The below points illustrate what I am trying to explain.


  1. SELF-AWARENESS: You understand your own strengths and limitations; you operate from competence and understand your feelings. (For instance, being aware of what makes you angry can help you manage that anger.)
  2. SELF-MANAGEMENT: You stay calm under pressure and recover quickly from upsets. You don’t brood or panic. Instead of blowing up at people, you let them know what’s wrong and what the solution is. 
  3. EMPATHY: You welcome questions. Empathy, along with reading another person’s feelings accurately, makes for effective communication. You pay full attention to the other person and take time to understand what they are saying.
  4. RELATIONSHIP SKILLS: People feel relaxed working with you. One sign: They laugh easily around you.
  5. INTERNAL MOTIVATION: You have a passion to work for internal reasons that go beyond money and status. You have an inner vision of what is important in life, a joy in doing something, curiosity in learning, a flow that comes with being immersed in an activity. You have a propensity to pursue goals with energy and persistence. 

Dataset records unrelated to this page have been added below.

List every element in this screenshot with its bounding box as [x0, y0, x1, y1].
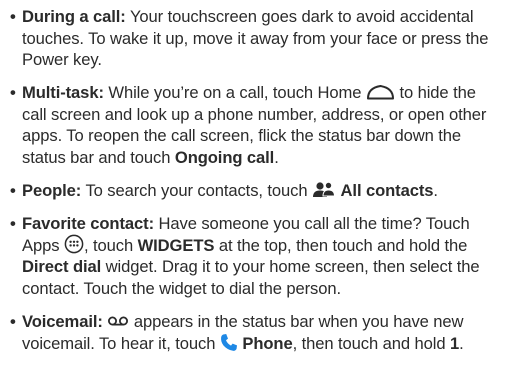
- phone-icon: [220, 333, 238, 352]
- tip-title: Favorite contact:: [22, 214, 154, 234]
- bullet: •: [10, 181, 16, 201]
- all-contacts-label: All contacts: [340, 181, 434, 201]
- tip-text: , touch: [83, 235, 134, 255]
- tip-title: During a call:: [22, 7, 126, 26]
- ongoing-call-label: Ongoing call: [174, 148, 275, 168]
- home-icon: [366, 84, 395, 100]
- bullet: •: [10, 83, 16, 103]
- tip-during-call: • During a call: Your touchscreen goes d…: [10, 6, 502, 71]
- tip-favorite-contact: • Favorite contact: Have someone you cal…: [10, 213, 502, 299]
- period: .: [433, 181, 438, 201]
- tip-multi-task: • Multi-task: While you’re on a call, to…: [10, 82, 502, 168]
- phone-label: Phone: [242, 333, 293, 353]
- bullet: •: [10, 7, 16, 26]
- tip-text: While you’re on a call, touch Home: [108, 83, 362, 103]
- apps-icon: [64, 234, 84, 254]
- period: .: [459, 333, 464, 353]
- tip-text: , then touch and hold: [292, 333, 446, 353]
- tip-text: at the top, then touch and hold the: [218, 235, 468, 255]
- tip-text: To search your contacts, touch: [85, 181, 308, 201]
- tip-title: Multi-task:: [22, 83, 104, 103]
- tips-list: • During a call: Your touchscreen goes d…: [10, 6, 502, 354]
- tip-title: People:: [22, 181, 82, 201]
- tip-voicemail: • Voicemail: appears in the status bar w…: [10, 311, 502, 354]
- widgets-label: WIDGETS: [137, 235, 215, 255]
- voicemail-icon: [107, 315, 129, 327]
- bullet: •: [10, 312, 16, 332]
- page: • During a call: Your touchscreen goes d…: [0, 0, 512, 391]
- key-one-label: 1: [450, 333, 460, 353]
- people-icon: [312, 181, 336, 198]
- tip-people: • People: To search your contacts, touch…: [10, 180, 502, 202]
- period: .: [274, 148, 279, 168]
- tip-title: Voicemail:: [22, 312, 103, 332]
- direct-dial-label: Direct dial: [22, 257, 102, 277]
- bullet: •: [10, 214, 16, 234]
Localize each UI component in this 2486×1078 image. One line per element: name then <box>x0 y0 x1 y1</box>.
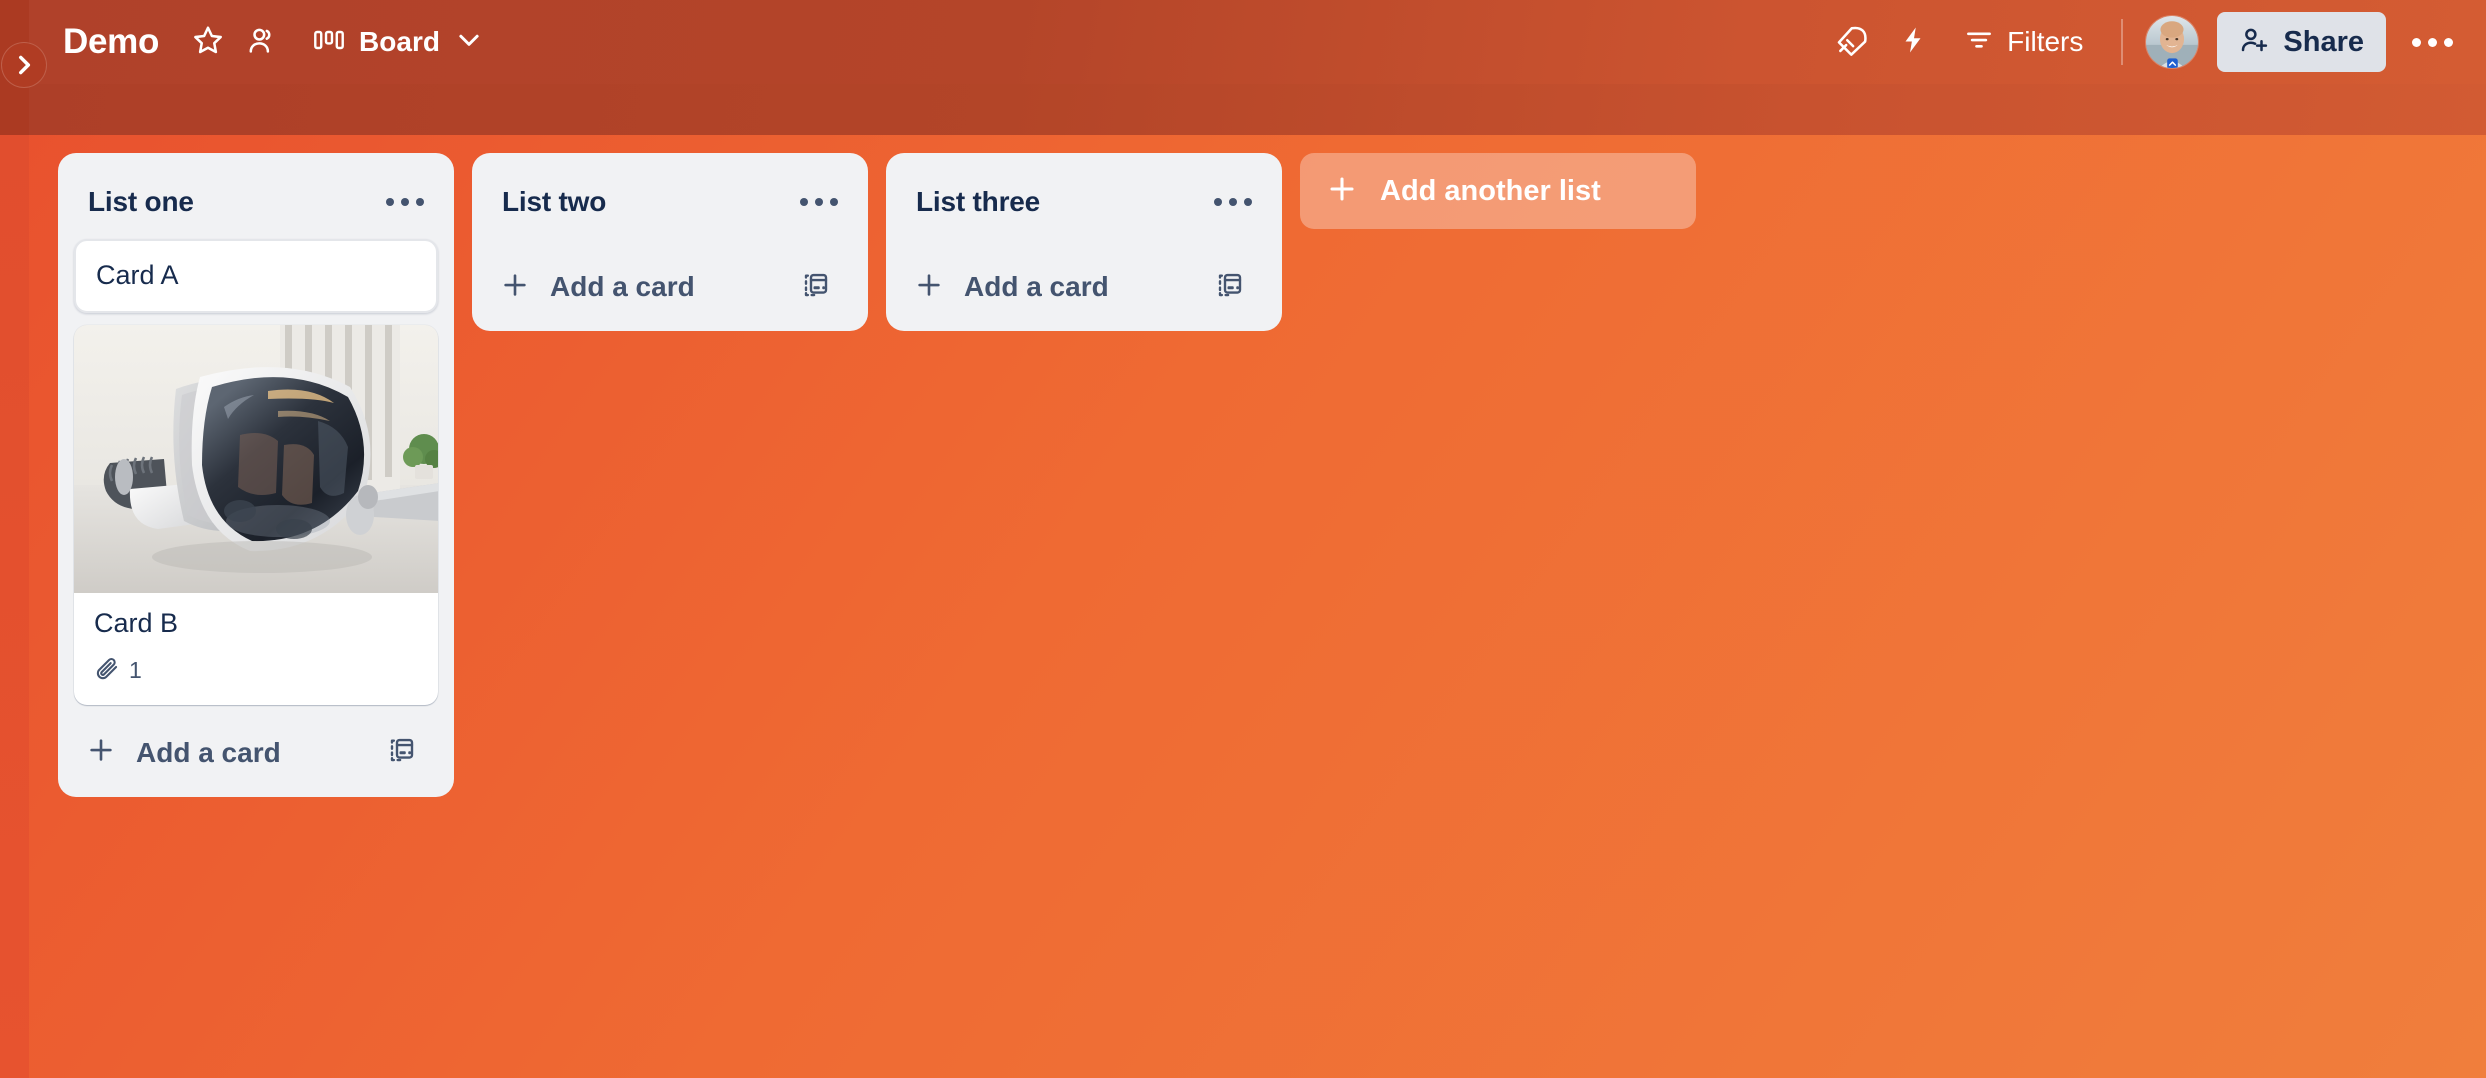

More on Emotional Intelligence:

  • Here’s a link to a free and short EI Test based on Daniel Goleman’s work: 
  • And here’s a longer (and perhaps better) EI test for $9.95.
  • Take heart, if you didn’t score as well as you hoped there’s good news — unlike your I.Q., your Emotional Intelligence can be increased. Find out how HERE.


  1. ABLE TO LISTEN (the perception by a citizen that their side of the story has been heard);
  2. BEING RESPECTFUL (their perception that system players treat them with dignity and respect);
  3. BEING NEUTRAL (their perception that the decision-making process is unbiased and trustworthy);
  4. HAVING UNDERSTANDING (their comprehension of the process and how decisions are made); and
  5. BEING HELPFUL (their perception that police are interested in their personal situation and are helpful to the extent that the law allows).